Draag altijd een veiligheidsbril. Het dragen van een
persoonlijke beschermende uitrusting zoals een
stofmasker, slipvaste werkschoenen, een
veiligheidshelm of gehoorbescherming, afhankelijk
van de aard en het gebruik van het elektrische
gereedschap, vermindert het risico van verwondingen.
c. Voorkom per ongeluk inschakelen. Controleer of
de schakelaar in de uit-stand staat voordat u het
gereedschap aansluit op het stopcontact en/of de
accu en voordat u het gereedschap optilt of gaat
dragen. Wanneer u bij het dragen van het
gereedschap uw vinger op de schakelaar houdt of
wanneer u het gereedschap per ongeluk inschakelt,
kan dat leiden tot ongevallen.
d.
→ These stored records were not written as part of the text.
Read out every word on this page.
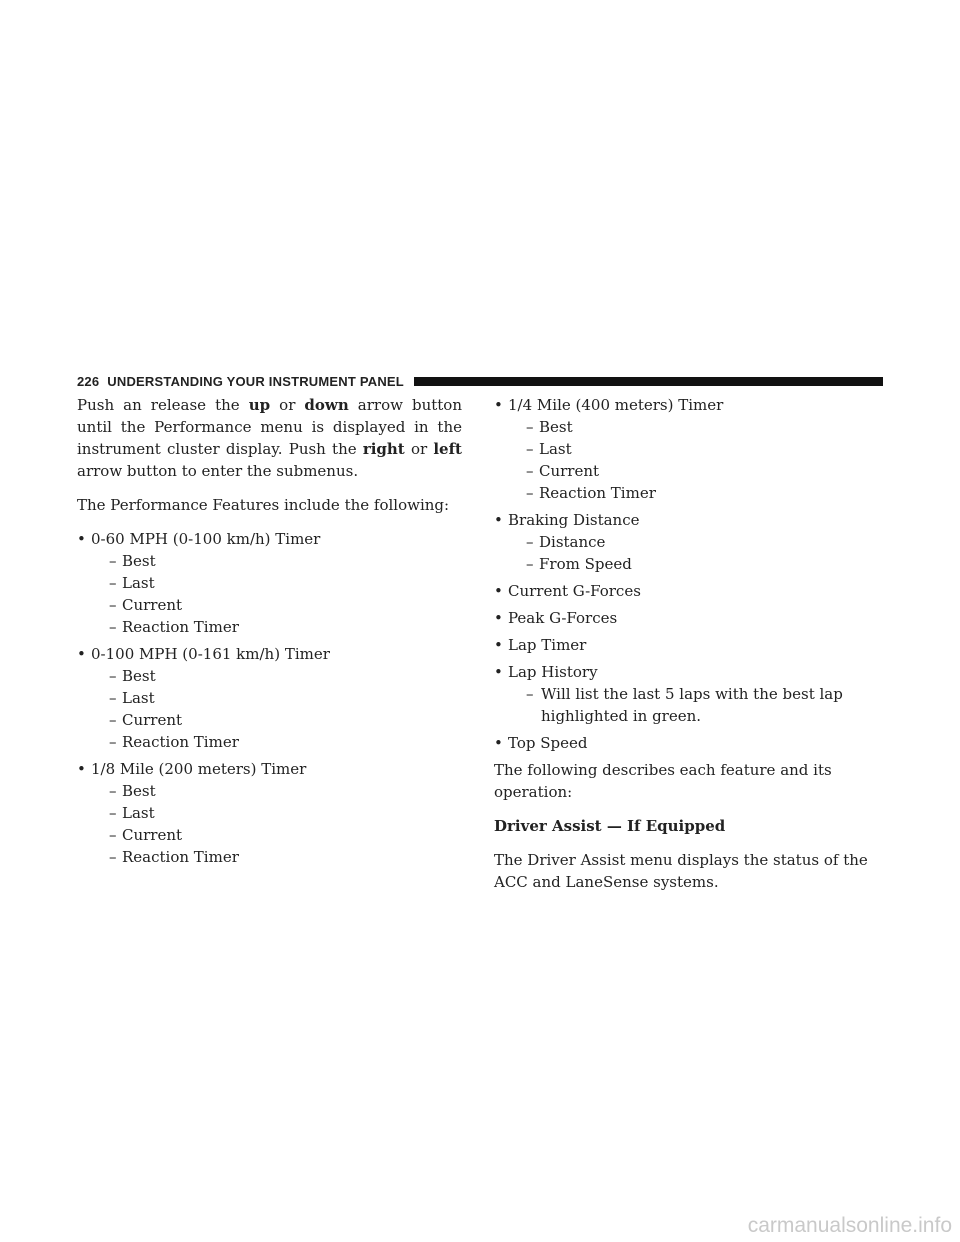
226 UNDERSTANDING YOUR INSTRUMENT PANEL

Push an release the up or down arrow button until the Performance menu is displayed in the instrument cluster display. Push the right or left arrow button to enter the submenus.

The Performance Features include the following:

• 0-60 MPH (0-100 km/h) Timer

– Best

– Last

– Current

– Reaction Timer

• 0-100 MPH (0-161 km/h) Timer

– Best

– Last

– Current

– Reaction Timer

• 1/8 Mile (200 meters) Timer

– Best

– Last

– Current

– Reaction Timer

• 1/4 Mile (400 meters) Timer

– Best

– Last

– Current

– Reaction Timer

• Braking Distance

– Distance

– From Speed

• Current G-Forces

• Peak G-Forces

• Lap Timer

• Lap History

– Will list the last 5 laps with the best lap highlighted in green.

• Top Speed

The following describes each feature and its operation:

Driver Assist — If Equipped

The Driver Assist menu displays the status of the ACC and LaneSense systems.

carmanualsonline.info
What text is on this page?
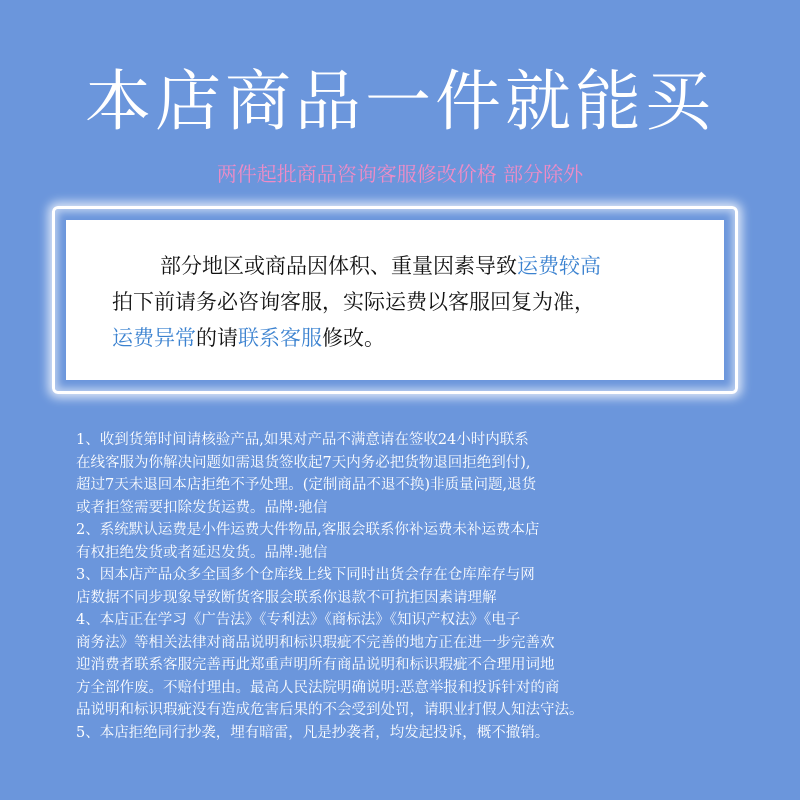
本店商品一件就能买
两件起批商品咨询客服修改价格 部分除外
部分地区或商品因体积、重量因素导致运费较高
拍下前请务必咨询客服，实际运费以客服回复为准，
运费异常的请联系客服修改。
1、收到货第时间请核验产品,如果对产品不满意请在签收24小时内联系
在线客服为你解决问题如需退货签收起7天内务必把货物退回拒绝到付),
超过7天未退回本店拒绝不予处理。(定制商品不退不换)非质量问题,退货
或者拒签需要扣除发货运费。品牌:驰信
2、系统默认运费是小件运费大件物品,客服会联系你补运费未补运费本店
有权拒绝发货或者延迟发货。品牌:驰信
3、因本店产品众多全国多个仓库线上线下同时出货会存在仓库库存与网
店数据不同步现象导致断货客服会联系你退款不可抗拒因素请理解
4、本店正在学习《广告法》《专利法》《商标法》《知识产权法》《电子
商务法》等相关法律对商品说明和标识瑕疵不完善的地方正在进一步完善欢
迎消费者联系客服完善再此郑重声明所有商品说明和标识瑕疵不合理用词地
方全部作废。不赔付理由。最高人民法院明确说明:恶意举报和投诉针对的商
品说明和标识瑕疵没有造成危害后果的不会受到处罚，请职业打假人知法守法。
5、本店拒绝同行抄袭，埋有暗雷，凡是抄袭者，均发起投诉，概不撤销。
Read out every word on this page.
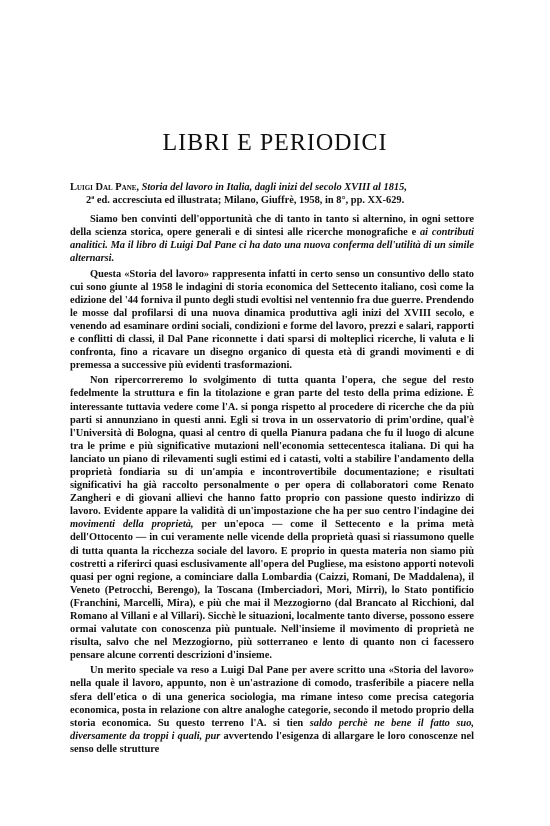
LIBRI E PERIODICI

Luigi Dal Pane, Storia del lavoro in Italia, dagli inizi del secolo XVIII al 1815,
2ª ed. accresciuta ed illustrata; Milano, Giuffrè, 1958, in 8°, pp. XX-629.

Siamo ben convinti dell'opportunità che di tanto in tanto si alternino, in ogni settore della scienza storica, opere generali e di sintesi alle ricerche monografiche e ai contributi analitici. Ma il libro di Luigi Dal Pane ci ha dato una nuova conferma dell'utilità di un simile alternarsi.

Questa «Storia del lavoro» rappresenta infatti in certo senso un consuntivo dello stato cui sono giunte al 1958 le indagini di storia economica del Settecento italiano, così come la edizione del '44 forniva il punto degli studi evoltisi nel ventennio fra due guerre. Prendendo le mosse dal profilarsi di una nuova dinamica produttiva agli inizi del XVIII secolo, e venendo ad esaminare ordini sociali, condizioni e forme del lavoro, prezzi e salari, rapporti e conflitti di classi, il Dal Pane riconnette i dati sparsi di molteplici ricerche, li valuta e li confronta, fino a ricavare un disegno organico di questa età di grandi movimenti e di premessa a successive più evidenti trasformazioni.

Non ripercorreremo lo svolgimento di tutta quanta l'opera, che segue del resto fedelmente la struttura e fin la titolazione e gran parte del testo della prima edizione. È interessante tuttavia vedere come l'A. si ponga rispetto al procedere di ricerche che da più parti si annunziano in questi anni. Egli si trova in un osservatorio di prim'ordine, qual'è l'Università di Bologna, quasi al centro di quella Pianura padana che fu il luogo di alcune tra le prime e più significative mutazioni nell'economia settecentesca italiana. Di qui ha lanciato un piano di rilevamenti sugli estimi ed i catasti, volti a stabilire l'andamento della proprietà fondiaria su di un'ampia e incontrovertibile documentazione; e risultati significativi ha già raccolto personalmente o per opera di collaboratori come Renato Zangheri e di giovani allievi che hanno fatto proprio con passione questo indirizzo di lavoro. Evidente appare la validità di un'impostazione che ha per suo centro l'indagine dei movimenti della proprietà, per un'epoca — come il Settecento e la prima metà dell'Ottocento — in cui veramente nelle vicende della proprietà quasi si riassumono quelle di tutta quanta la ricchezza sociale del lavoro. E proprio in questa materia non siamo più costretti a riferirci quasi esclusivamente all'opera del Pugliese, ma esistono apporti notevoli quasi per ogni regione, a cominciare dalla Lombardia (Caizzi, Romani, De Maddalena), il Veneto (Petrocchi, Berengo), la Toscana (Imberciadori, Mori, Mirri), lo Stato pontificio (Franchini, Marcelli, Mira), e più che mai il Mezzogiorno (dal Brancato al Ricchioni, dal Romano al Villani e al Villari). Sicchè le situazioni, localmente tanto diverse, possono essere ormai valutate con conoscenza più puntuale. Nell'insieme il movimento di proprietà ne risulta, salvo che nel Mezzogiorno, più sotterraneo e lento di quanto non ci facessero pensare alcune correnti descrizioni d'insieme.

Un merito speciale va reso a Luigi Dal Pane per avere scritto una «Storia del lavoro» nella quale il lavoro, appunto, non è un'astrazione di comodo, trasferibile a piacere nella sfera dell'etica o di una generica sociologia, ma rimane inteso come precisa categoria economica, posta in relazione con altre analoghe categorie, secondo il metodo proprio della storia economica. Su questo terreno l'A. si tien saldo perchè ne bene il fatto suo, diversamente da troppi i quali, pur avvertendo l'esigenza di allargare le loro conoscenze nel senso delle strutture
Verwijder instelgereedschappen of schroefsleutels
voordat u het gereedschap inschakelt. Een
instelgereedschap of sleutel in een draaiend deel van
het gereedschap kan leiden tot verwondingen.
e. Reik niet te ver. Zorg er altijd voor dat u stevig
staat en in evenwicht blijft. Daardoor kunt u het
gereedschap beter onder controle houden in
onverwachte situaties.
f. Draag geschikte kleding. Draag geen loshangende
kleding of sieraden. Houd haren, kleding en
handschoenen uit de buurt van bewegende delen.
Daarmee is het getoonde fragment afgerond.